Purbeck stone is a Jurassic sedimentary limestone about 125 million years old. It is hard and takes a beautiful polish to reveal the varied colours and shell formations of each stratum.
It occurs in relatively small block sizes - some blocks only a few inches thick and four or five feet long at their longest point. Even the thicker beds are rarely thicker than eight inches. Nevertheless small is often beautiful, for Purbeck boasts an unusually varied range of decorative beds of stone.
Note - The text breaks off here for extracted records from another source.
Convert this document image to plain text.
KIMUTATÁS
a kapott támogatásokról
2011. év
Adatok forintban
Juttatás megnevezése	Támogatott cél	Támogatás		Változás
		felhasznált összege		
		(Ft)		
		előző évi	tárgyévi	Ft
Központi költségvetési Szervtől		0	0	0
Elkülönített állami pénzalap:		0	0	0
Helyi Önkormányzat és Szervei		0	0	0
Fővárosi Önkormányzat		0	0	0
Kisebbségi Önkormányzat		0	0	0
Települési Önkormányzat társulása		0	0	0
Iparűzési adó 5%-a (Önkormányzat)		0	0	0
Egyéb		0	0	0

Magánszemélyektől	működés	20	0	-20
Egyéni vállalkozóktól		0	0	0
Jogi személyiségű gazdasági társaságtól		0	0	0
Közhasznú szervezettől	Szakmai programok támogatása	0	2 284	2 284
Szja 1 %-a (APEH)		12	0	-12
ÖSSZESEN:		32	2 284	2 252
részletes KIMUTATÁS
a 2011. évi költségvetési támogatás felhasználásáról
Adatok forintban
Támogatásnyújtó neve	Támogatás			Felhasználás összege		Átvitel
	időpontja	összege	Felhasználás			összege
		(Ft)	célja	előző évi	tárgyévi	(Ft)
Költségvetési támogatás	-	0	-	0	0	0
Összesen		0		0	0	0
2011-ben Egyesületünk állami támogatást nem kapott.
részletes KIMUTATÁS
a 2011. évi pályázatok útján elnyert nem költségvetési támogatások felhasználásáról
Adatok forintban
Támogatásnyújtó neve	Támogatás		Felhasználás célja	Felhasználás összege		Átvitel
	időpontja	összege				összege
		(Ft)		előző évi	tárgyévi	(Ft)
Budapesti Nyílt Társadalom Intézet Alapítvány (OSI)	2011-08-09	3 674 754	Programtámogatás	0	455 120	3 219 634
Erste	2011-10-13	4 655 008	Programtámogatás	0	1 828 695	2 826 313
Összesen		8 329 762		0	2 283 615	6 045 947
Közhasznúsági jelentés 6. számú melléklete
The best known are as follows:-
Purbeck Marble Although it is technically not a marble it has been so called since it was first used in churches both here and on the continent in the twelfth century. Colours range from blue charcoal to green grey sometimes with a reddish tinge. The fossils in this stone are small and unbroken and very densely packed. It is the aristocrat of Dorset stone.
Grub Overall grey brown with a mass of fossils, which are broken, but clearly distinguishable to produce a very handsome effect when polished.
Thornback Honey coloured with a mass of small shells which contain flecks of black.
[unpolished sample]
Spangle Light brown with a large spaced out shell structure, which sometimes includes dinosaur footprints and ammonites.
Cap One of the hardest of the Purbeck beds. It takes a beautiful polish and is available in larger block sizes than the others and has an interesting range of swirling blue grey colours and occasional black patches of flint and some thin calcite lines. The only stone in the group to have no fossils.
These sample images give an indication of colour and surface but there is great variety across individual pieces.